Why Flutter Might Be the Best of Both Worlds

Article summary

A little more than a year ago, I started working on my first project with native mobile applications. It has been wonderful learning the intricacies of the iOS and Android platforms, but I’ve noticed how cumbersome it is for a team to maintain two versions of the same application.

It takes quite a bit of overhead to verify that the applications have feature parity, adequate test coverage, and any image/text changes (don’t even get me started on localizations). This overhead tends to slow down a development team, but the benefits of native performance surely make up for it in the end… right?

What Cross-Platform Lacks

If you don’t need native performance, you’re better off saving development time by choosing one of the available cross-platform frameworks like React NativeIonic, or Xamarin. Each of these frameworks has advantages and disadvantages, but they all consist of the same architecture: a shared layer of business logic with some type of abstraction for the UI layer that converts the template from the framework into the native UI elements.

The shared business logic is excellent, but I notice a lot of issues with the abstraction of the UI layer, especially after major updates to the operating system.

This begs the question: What if we didn’t have to worry about a UI abstraction? What if we could guarantee that our app would look the same across platforms and OS versions?

It is possible with the help of Google’s new cross-platform framework, Flutter.

What is Flutter?

Flutter is Google’s open-source, cross-platform framework for building mobile applications. Much like the other cross-platform frameworks I mentioned, Flutter provides a mechanism for a development team to maintain a single codebase while building two mobile applications (iOS and Android). Flutter isn’t just an SDK for iOS and Android development; it’s a portable UI toolkit that can be run in a variety of platforms.

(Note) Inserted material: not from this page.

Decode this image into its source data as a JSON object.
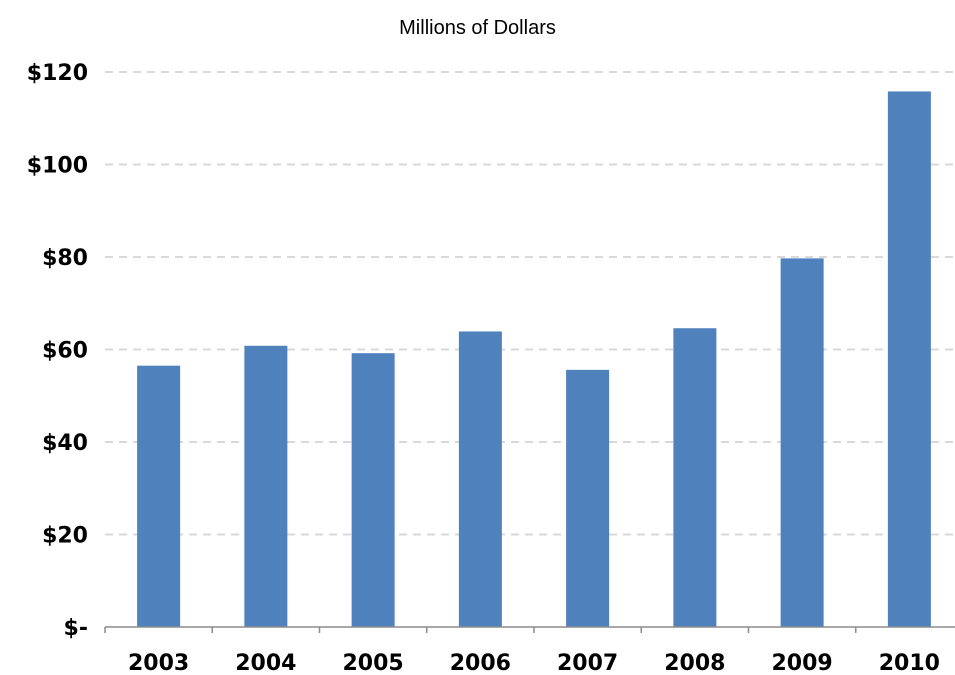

It ships with the lightweight and wicked-fast Skia Graphics Library, which means it is responsible for rendering any and all pixels on the screen while your app is open. Flutter has no UI abstraction. It renders the entire UI layer and removes any limitations that the platform or OS version may have imposed on you.

Flutter is written with the Dart programming language, which was originally designed by Google as the next language for the web. Dart compiles to ARM and x86 code with the help of a JIT compiler and supports asynchronous programming. It is object-oriented, and the syntax is fairly straightforward, so anyone familiar enough with C# or Java should be able to learn it rather quickly.

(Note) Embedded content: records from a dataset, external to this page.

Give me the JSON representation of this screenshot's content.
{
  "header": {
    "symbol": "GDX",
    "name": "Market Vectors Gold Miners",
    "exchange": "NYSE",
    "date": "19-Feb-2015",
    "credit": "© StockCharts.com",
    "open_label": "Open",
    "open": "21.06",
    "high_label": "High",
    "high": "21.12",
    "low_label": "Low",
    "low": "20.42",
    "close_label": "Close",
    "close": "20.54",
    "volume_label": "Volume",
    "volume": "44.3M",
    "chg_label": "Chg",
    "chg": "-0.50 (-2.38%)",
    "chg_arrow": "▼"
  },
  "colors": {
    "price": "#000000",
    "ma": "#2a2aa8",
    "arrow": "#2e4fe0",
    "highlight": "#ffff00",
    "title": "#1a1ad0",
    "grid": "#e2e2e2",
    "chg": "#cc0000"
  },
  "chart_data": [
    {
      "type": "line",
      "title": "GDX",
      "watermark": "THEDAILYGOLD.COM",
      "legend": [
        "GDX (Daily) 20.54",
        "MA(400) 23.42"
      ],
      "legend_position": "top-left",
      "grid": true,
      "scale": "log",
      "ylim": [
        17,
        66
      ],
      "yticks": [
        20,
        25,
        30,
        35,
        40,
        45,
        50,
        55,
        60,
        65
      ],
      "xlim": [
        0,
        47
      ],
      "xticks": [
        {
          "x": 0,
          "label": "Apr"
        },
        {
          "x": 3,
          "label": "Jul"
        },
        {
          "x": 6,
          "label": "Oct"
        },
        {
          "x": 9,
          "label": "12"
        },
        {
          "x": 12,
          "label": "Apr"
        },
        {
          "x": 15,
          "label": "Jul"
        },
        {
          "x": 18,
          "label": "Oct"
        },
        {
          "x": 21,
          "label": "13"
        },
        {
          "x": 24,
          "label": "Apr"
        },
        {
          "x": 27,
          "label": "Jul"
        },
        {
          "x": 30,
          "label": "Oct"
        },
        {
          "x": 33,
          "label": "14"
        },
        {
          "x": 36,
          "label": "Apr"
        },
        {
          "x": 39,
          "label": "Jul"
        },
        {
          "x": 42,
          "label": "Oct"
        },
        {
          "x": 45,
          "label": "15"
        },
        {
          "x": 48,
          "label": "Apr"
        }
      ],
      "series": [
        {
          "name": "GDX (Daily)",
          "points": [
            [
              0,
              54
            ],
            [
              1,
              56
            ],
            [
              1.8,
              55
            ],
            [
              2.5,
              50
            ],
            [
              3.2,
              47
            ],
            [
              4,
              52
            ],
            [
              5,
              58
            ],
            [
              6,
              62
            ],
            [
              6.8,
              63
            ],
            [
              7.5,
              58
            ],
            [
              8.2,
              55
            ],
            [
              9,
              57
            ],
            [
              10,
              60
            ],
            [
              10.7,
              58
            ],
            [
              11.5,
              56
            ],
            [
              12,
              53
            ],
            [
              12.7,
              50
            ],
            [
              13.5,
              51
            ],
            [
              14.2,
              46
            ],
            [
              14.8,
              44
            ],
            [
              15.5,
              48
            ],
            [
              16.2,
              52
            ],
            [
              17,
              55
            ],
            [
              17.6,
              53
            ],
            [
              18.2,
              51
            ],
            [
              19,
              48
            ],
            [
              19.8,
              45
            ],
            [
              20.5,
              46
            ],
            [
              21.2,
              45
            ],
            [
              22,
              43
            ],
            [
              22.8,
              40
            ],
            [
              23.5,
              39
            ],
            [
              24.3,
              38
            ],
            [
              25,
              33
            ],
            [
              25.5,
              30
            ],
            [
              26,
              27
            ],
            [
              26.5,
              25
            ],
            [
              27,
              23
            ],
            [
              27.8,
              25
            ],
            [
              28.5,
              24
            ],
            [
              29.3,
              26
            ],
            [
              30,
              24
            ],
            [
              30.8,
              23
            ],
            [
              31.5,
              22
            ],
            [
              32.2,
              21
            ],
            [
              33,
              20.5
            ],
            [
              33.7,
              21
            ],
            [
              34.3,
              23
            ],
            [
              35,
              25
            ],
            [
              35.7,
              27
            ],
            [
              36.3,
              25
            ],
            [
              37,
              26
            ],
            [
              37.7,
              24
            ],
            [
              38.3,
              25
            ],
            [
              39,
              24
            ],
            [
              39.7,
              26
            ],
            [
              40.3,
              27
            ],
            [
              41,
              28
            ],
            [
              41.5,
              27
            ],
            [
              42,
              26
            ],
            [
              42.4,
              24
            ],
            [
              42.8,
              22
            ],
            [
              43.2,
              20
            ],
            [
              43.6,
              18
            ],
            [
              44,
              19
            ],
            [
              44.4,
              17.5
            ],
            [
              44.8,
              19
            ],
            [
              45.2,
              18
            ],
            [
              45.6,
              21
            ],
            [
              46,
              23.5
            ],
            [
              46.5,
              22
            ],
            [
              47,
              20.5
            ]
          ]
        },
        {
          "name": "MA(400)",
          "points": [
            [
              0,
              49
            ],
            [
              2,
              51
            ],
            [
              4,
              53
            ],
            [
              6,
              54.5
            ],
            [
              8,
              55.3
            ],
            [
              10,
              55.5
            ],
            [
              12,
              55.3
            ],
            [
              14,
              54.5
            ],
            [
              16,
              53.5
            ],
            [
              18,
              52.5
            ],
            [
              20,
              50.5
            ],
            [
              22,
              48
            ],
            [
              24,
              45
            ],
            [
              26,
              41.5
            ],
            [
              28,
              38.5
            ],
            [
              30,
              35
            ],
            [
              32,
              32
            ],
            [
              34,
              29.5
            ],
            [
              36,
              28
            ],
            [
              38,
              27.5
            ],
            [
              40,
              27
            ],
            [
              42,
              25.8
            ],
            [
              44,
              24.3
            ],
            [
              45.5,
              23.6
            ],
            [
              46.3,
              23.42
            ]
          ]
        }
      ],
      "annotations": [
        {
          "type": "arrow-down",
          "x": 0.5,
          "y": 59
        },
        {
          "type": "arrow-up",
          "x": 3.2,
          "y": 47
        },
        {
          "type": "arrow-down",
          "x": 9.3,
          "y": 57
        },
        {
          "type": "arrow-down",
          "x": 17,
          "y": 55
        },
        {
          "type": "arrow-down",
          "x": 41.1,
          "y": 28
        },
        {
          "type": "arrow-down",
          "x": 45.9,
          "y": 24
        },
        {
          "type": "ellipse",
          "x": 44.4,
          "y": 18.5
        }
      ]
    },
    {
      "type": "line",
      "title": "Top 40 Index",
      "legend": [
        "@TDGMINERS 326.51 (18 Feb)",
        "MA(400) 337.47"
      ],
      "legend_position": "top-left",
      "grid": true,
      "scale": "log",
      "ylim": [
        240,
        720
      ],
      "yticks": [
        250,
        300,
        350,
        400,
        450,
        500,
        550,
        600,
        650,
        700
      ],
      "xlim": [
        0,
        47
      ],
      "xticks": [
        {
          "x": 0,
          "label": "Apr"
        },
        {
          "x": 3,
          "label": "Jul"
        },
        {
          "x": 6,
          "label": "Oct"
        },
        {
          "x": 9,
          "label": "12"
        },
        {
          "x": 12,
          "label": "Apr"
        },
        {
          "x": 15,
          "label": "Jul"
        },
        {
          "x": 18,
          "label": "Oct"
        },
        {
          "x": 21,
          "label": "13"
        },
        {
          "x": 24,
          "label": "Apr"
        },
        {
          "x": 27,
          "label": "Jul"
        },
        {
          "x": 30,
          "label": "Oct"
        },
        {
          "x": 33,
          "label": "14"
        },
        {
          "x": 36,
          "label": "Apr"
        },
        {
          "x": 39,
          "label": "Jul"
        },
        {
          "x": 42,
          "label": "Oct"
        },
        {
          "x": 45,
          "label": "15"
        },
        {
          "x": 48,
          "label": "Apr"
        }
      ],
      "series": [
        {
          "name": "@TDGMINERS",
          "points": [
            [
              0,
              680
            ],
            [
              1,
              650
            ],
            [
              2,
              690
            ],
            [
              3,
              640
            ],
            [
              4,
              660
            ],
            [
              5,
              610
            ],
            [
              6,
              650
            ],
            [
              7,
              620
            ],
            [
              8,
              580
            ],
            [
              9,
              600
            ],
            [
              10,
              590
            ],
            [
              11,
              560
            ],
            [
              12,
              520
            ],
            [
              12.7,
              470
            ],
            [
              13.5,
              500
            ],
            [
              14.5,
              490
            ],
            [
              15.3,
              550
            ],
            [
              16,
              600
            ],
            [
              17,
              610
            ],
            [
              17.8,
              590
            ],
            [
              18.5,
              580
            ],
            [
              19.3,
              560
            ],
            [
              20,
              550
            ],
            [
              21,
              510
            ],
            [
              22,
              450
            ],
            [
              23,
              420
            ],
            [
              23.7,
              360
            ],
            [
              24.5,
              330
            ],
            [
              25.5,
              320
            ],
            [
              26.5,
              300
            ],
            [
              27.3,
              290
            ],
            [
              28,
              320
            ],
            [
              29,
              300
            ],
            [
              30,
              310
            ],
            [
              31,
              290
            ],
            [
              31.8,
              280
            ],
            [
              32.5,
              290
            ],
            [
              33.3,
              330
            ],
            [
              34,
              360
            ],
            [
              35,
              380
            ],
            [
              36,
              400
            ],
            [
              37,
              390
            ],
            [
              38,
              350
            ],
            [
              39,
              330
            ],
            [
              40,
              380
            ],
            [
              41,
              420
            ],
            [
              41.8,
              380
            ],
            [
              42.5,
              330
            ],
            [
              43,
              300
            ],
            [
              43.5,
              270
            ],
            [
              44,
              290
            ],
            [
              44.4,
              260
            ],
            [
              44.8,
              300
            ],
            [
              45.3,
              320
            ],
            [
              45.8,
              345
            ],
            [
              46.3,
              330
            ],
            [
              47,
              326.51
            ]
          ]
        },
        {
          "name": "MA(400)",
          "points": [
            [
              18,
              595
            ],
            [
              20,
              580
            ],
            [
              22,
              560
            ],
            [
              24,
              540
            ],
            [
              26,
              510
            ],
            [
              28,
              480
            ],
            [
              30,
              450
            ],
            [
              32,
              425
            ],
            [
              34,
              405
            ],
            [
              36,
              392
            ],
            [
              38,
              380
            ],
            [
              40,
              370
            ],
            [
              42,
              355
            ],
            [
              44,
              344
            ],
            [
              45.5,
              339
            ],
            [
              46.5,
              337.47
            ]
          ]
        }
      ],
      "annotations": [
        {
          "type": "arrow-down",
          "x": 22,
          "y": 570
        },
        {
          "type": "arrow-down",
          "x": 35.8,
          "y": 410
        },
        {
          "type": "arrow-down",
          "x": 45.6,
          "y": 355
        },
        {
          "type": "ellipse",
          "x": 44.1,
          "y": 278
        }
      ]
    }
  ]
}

So how does Flutter stack up to writing native applications or other cross-platform frameworks?

Flutter vs. Native

I already highlighted some of the pros/cons of writing native apps vs. using a cross-platform framework, but how is Flutter different?

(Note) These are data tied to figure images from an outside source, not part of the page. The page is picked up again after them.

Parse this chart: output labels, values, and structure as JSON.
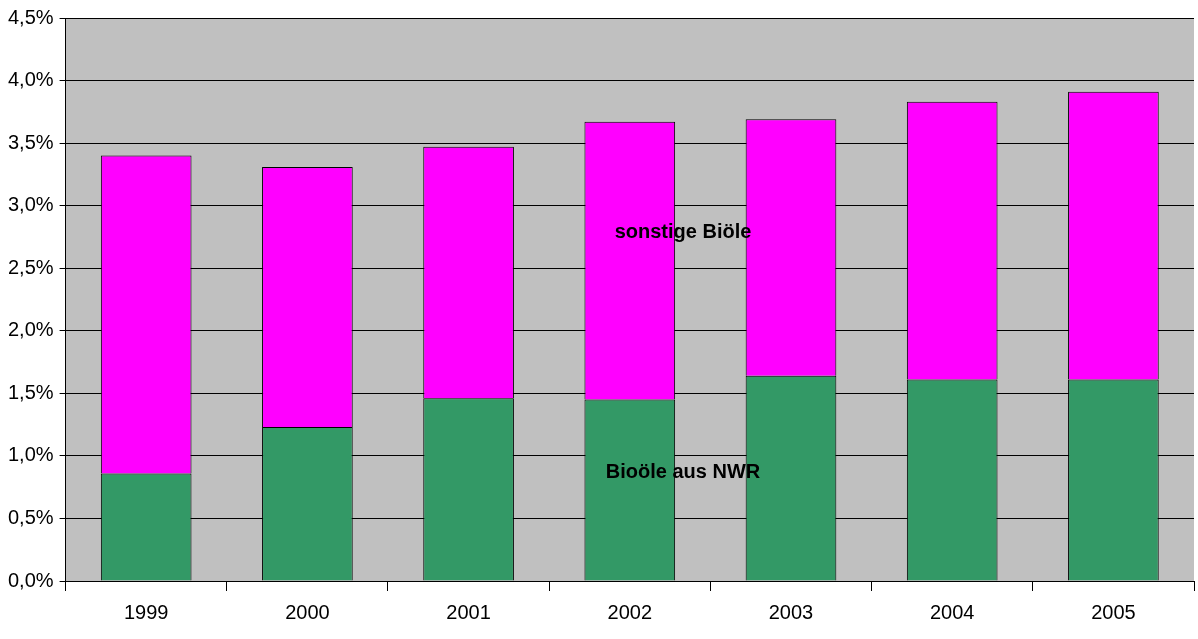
{
  "chart_data": {
    "type": "bar",
    "stacked": true,
    "categories": [
      "1999",
      "2000",
      "2001",
      "2002",
      "2003",
      "2004",
      "2005"
    ],
    "series": [
      {
        "name": "Bioöle aus NWR",
        "color": "#339966",
        "values": [
          0.86,
          1.23,
          1.46,
          1.45,
          1.64,
          1.61,
          1.61
        ]
      },
      {
        "name": "sonstige Biöle",
        "color": "#ff00ff",
        "values": [
          2.54,
          2.08,
          2.01,
          2.22,
          2.05,
          2.22,
          2.3
        ]
      }
    ],
    "ylim": [
      0,
      4.5
    ],
    "yticks": [
      {
        "value": 0,
        "label": "0,0%"
      },
      {
        "value": 0.5,
        "label": "0,5%"
      },
      {
        "value": 1,
        "label": "1,0%"
      },
      {
        "value": 1.5,
        "label": "1,5%"
      },
      {
        "value": 2,
        "label": "2,0%"
      },
      {
        "value": 2.5,
        "label": "2,5%"
      },
      {
        "value": 3,
        "label": "3,0%"
      },
      {
        "value": 3.5,
        "label": "3,5%"
      },
      {
        "value": 4,
        "label": "4,0%"
      },
      {
        "value": 4.5,
        "label": "4,5%"
      }
    ],
    "grid": "y",
    "legend": false
  }
}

The main appeal for writing native applications is performance. Native apps are faster than most cross-platform frameworks for two reasons. They don’t have to worry about a UI abstraction, and the business logic is optimized for the language of the platform.

Flutter challenges this claim that cross-platform isn’t as fast as native by handling all of the rendering of the UI. As I mentioned previously, the Skia Graphics Library is fast. If your phone’s hardware supports rendering the screen at 60 frames per second, Flutter will render at 60 frames per second. Also, since Dart compiles to ARM and x86 code, it is surprisingly fast—not as fast as optimized native code, but fast enough to close a sizable gap compared to some of the other cross-platform options.

Flutter vs. Other Cross-Platform Frameworks

The main benefit of choosing a cross-platform framework over native applications is the amount of time spent developing and iterating on new features. Many of the tools and enhancements from web development have started to make their way to mobile through React Native and some of the other cross-platform frameworks. React Native has benefitted from React, while Xamarin has benefitted from the recent enhancements to ASP.Net Core MVC.

Flutter wasn’t designed as a framework specifically for mobile development. It’s Google’s portable UI toolkit that can be run on a variety of form factors. Because of this, it doesn’t have to worry about the constraints that are typically imposed by the mobile platform.

In addition to this, the Dart programming language allows for stateful, hot reloading as you make changes to the code. Android has this functionality if you’re making changes to the XML template for a fragment, but if any changes are necessary to rebuild the project, you will need to start from scratch. Since the UI of a Flutter app is entirely built with Dart, this stateful, hot reloading is always available as you make changes to any part of the Flutter app.

Should I Be Using Flutter?

Choosing the right technology for the job is difficult, and the addition of more options tends to make things more complex. There’s a form of analysis paralysis involved with the number of cross-platform options. I can’t say whether or not you should be using Flutter for your next mobile app, but I can at least motivate you to give it a try by checking out The Flutter “Getting Started” Guide.

I would love to hear your thoughts on Flutter and Dart! Do you think it has a chance to be the most popular cross-platform framework in the next few years?